Selama tiga hari penuh, dari 22 hingga 24 Oktober 2025, sebanyak 100 kader dari empat desa di Kabupaten Timor Tengah Selatan (TTS), Nusa Tenggara Timur, berkumpul di Niki-niki dalam sebuah kegiatan jambore. Kegiatan ini bukan sekadar pertemuan, melainkan sebuah ruang hidup untuk berbagi pengalaman, memperkuat kapasitas, dan merayakan perjuangan para kader dalam memperluas akses layanan kesehatan reproduksi di komunitas mereka.
Jambore ini merupakan bagian dari proyek TAKENUSA (Tekad Bersama untuk Kesehatan Perempuan Nusa Tenggara), yang diinisiasi oleh Yayasan IPAS Indonesia bersama mitra Yayasan CIS Timor. Sejak diluncurkan pada tahun 2023, proyek ini berfokus pada peningkatan akses terhadap dua isu krusial dalam kesehatan reproduksi: layanan kontrasepsi dan asuhan pasca keguguran.
Melalui sesi diskusi interaktif dan talkshow inspiratif, para kader membagikan kisah nyata perjuangan mereka, mulai dari menghadapi stigma sosial, membangun kepercayaan di tengah budaya patriarki yang kuat, hingga mendorong kelompok remaja.

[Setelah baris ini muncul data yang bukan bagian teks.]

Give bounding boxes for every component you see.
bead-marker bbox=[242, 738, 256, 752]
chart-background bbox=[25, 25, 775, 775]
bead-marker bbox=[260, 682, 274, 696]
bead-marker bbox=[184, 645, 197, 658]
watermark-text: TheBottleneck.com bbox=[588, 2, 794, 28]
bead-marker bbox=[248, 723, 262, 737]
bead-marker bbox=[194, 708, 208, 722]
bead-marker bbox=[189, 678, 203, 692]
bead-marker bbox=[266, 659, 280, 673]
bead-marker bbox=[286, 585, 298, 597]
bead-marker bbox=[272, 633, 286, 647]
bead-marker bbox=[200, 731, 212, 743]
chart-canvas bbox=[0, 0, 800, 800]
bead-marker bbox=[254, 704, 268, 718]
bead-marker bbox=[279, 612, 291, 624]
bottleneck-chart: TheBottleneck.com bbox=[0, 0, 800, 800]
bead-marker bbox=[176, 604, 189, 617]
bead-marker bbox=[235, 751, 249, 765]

Dari Rumah ke Tempat Ibadah
Mama Marselina Meli, seorang kader sekaligus majelis gereja, membagikan pendekatannya yang unik dalam menyampaikan informasi tentang keluarga berencana. Ia memanfaatkan momen kebersamaan di gereja untuk berdialog santai dengan jemaat.
“Untuk mendekati masyarakat, saya seorang majelis gereja kadang-kadang sambil pimpin ibadat, sambil tunggu jemaat-jemaat yang lain, kami saling bercerita. Habis itu mereka tanya soal keluarga berencana (KB),” kenangnya.
Dengan perspektif ekonomi, Mama Meli menjelaskan pentingnya KB di tengah naiknya harga kebutuhan pokok dan terbatasnya pemasukan di desa.
“Sementara kebutuhan anak-anak semakin hari semakin menuntut, jangankan kebutuhan anak-anak, kebutuhan dalam rumah tangga untuk makan naik,” tegasnya.
Tantangan dari Dalam Rumah

Bagi Mama Meriani Tefnai, tantangan terbesar justru datang dari rumah sendiri. Ia menghadapi komentar dari suami terkait peran domestik saat mulai aktif sebagai kader.
“Tantangan itu justru ada dari dalam sendiri. Jadi ini menjadi pembelajaran, waktu kita merekrut kader, kalau kader itu perempuan, kita juga harus mendekati suami-suaminya. Baik kalau suami pengertian, kalau suami itu cemburu, ya kita repot,” tegasnya.
Bergerak Bersama Kelompok Remaja
Tak hanya perempuan dewasa, para kader juga menyasar kelompok remaja baik perempuan maupun laki-laki, yang masih minim pengetahuan tentang kesehatan reproduksi. Isu kehamilan tidak direncanakan dan perkawinan anak menjadi perhatian utama.
Kader Nondi Lopo dari Desa Lanu menyoroti pentingnya dukungan pemerintah desa dalam menyelenggarakan sosialisasi rutin.
“Biasanya seringkali tiga bulan sekali ada penyuluhan kesehatan reproduksi kepada remaja di sekolah. Kemudian ada penyuluhan juga dari kader posyandu setiap bulan di pos masing-masing,” ujarnya.

Sebagai guru, Nondi juga menjadikan sekolah sebagai ruang strategis untuk edukasi. “Jadi untuk anak-anak yang ada setiap hari saya bersama dengan mereka dan terus selalu mengingatkan kepada mereka dan itupun juga saya sering konsultasi dengan bapak kepala sekolah semua dewan-dewan guru yang ada untuk setelah pembelajaran,” ungkapnya.
Jambore ini menjadi ruang aman untuk saling menguatkan, belajar dari pengalaman, dan membangun solidaritas lintas desa. Di tengah budaya patriarki yang masih kuat, para kader menunjukkan bahwa perubahan bisa dimulai dari ruang-ruang kecil, dari rumah, gereja, sekolah, hingga posyandu.